TORONTO — Furious football supporters have launched an unprecedented digital backlash across global social media networks, aggressively condemning the controversial video assistant referee (VAR) decision that eliminated Croatia from the World Cup.
Tens of thousands of posts, comments, and video breakdowns have flooded platforms like X, Facebook, and Instagram, with fans universally declaring that Croatia was “robbed” of a legitimate 103rd-minute equalizer against Cristiano Ronaldo’s Portugal.
The online outrage exploded within minutes of Norwegian referee Espen Eskås using FIFA’s integrated microchip ball data to disallow Joško Gvardiol’s late goal for a marginal offside.
On X, formerly Twitter, viral threads tracking the incident accumulated millions of views as fans uploaded frame-by-frame recordings of the cross. Supporter comments heavily criticized the invisible nature of the infraction, arguing that relying on microchip “heartbeat graphics” over visible television angles ruins the fundamental spirit of the sport. One widely shared post on X read, “This is a total disgrace. If you need a laboratory sensor to invent a touch that seven broadcast cameras cannot see, it is no longer football”.

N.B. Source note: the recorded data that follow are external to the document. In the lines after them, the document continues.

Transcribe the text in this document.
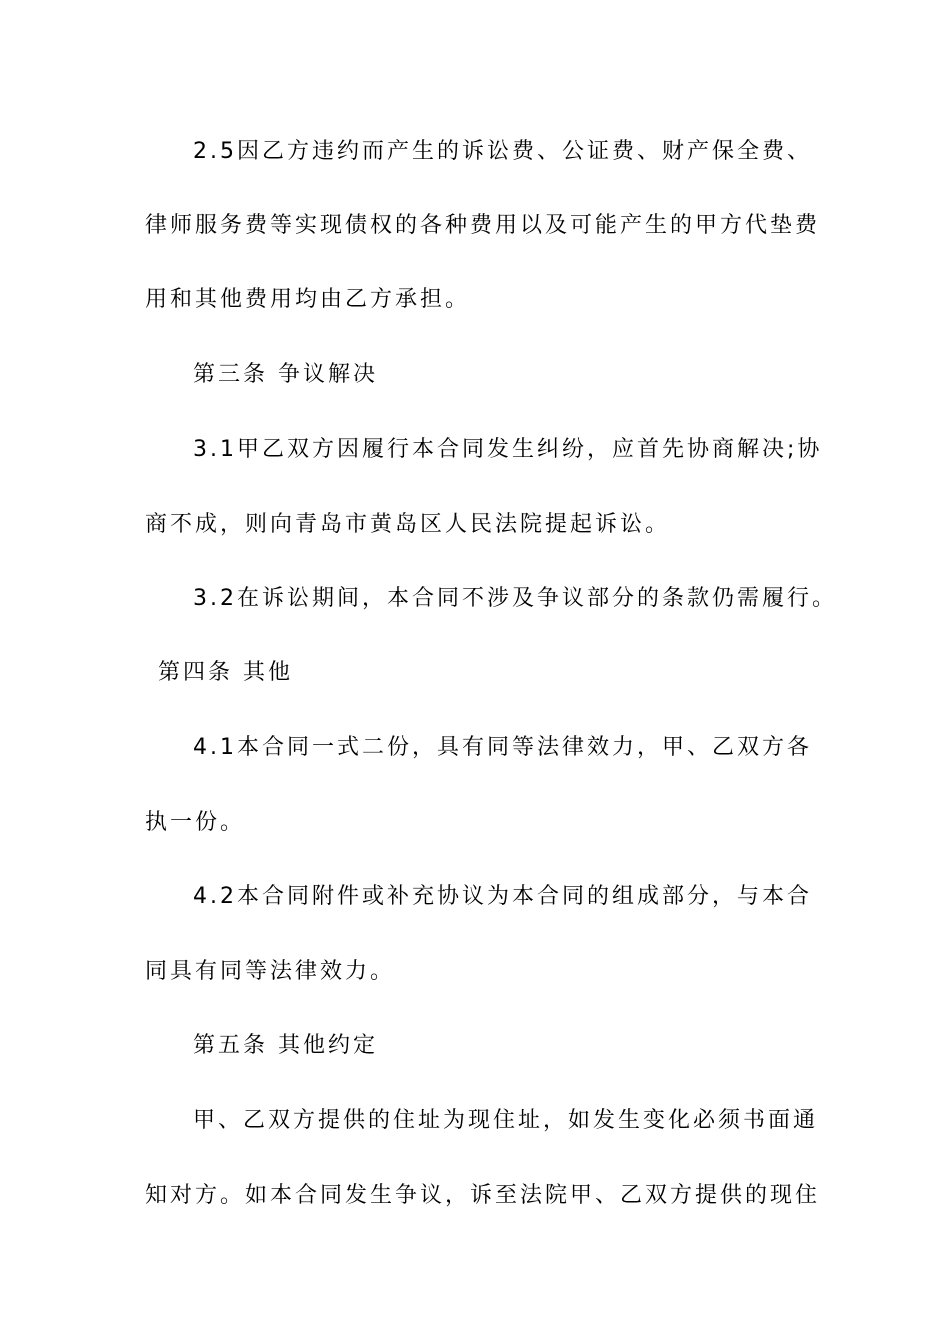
2.5因乙方违约而产生的诉讼费、公证费、财产保全费、
律师服务费等实现债权的各种费用以及可能产生的甲方代垫费
用和其他费用均由乙方承担。
第三条 争议解决
3.1甲乙双方因履行本合同发生纠纷，应首先协商解决;协
商不成，则向青岛市黄岛区人民法院提起诉讼。
3.2在诉讼期间，本合同不涉及争议部分的条款仍需履行。
第四条 其他
4.1本合同一式二份，具有同等法律效力，甲、乙双方各
执一份。
4.2本合同附件或补充协议为本合同的组成部分，与本合
同具有同等法律效力。
第五条 其他约定
甲、乙双方提供的住址为现住址，如发生变化必须书面通
知对方。如本合同发生争议，诉至法院甲、乙双方提供的现住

The discourse on digital platform comment sections quickly shifted toward accusations of favoritism by tournament organizers. Many prominent fan accounts suggested that the governing body adjusted the interpretation of the rules to ensure that Cristiano Ronaldo’s heavily promoted international retirement run remains commercially intact for the later rounds.
A highly upvoted comment on a prominent sports Instagram page stated, “No longer want to hear FIFA is rigging for Messi when they’re clearly rigging it for Ronaldo. My heart goes out to the Croatian players. That was not offside”.
Supporters also utilized Facebook to express profound grief over the sudden, unceremonious conclusion of 40-year-old captain Luka Modrić’s legendary World Cup career. Fan club groups published long textual tributes interspersed with scathing critiques of the VAR protocols, pointing out that an elite generation of Croatian players was denied 30 minutes of extra time due to an imperceptible deflection off a teammate’s hair.
“Modrić deserved to go out on his shield in extra time, not be forced out of his final World Cup by an invisible software algorithm,” a supporter lamented in a viral Facebook community post.
The digital protest directly mirrored the volatile atmosphere inside the Toronto Stadium, where furious travelling fans physically pelted the playing surface with plastic bottles, beer cans, and trash.
International fan associations are currently using these synchronized digital campaigns to demand that FIFA mandate immediate stadium-wide video replays of all automated sensor data, ensuring match-going spectators are not left completely in the dark during highly sensitive tournament-defining moments.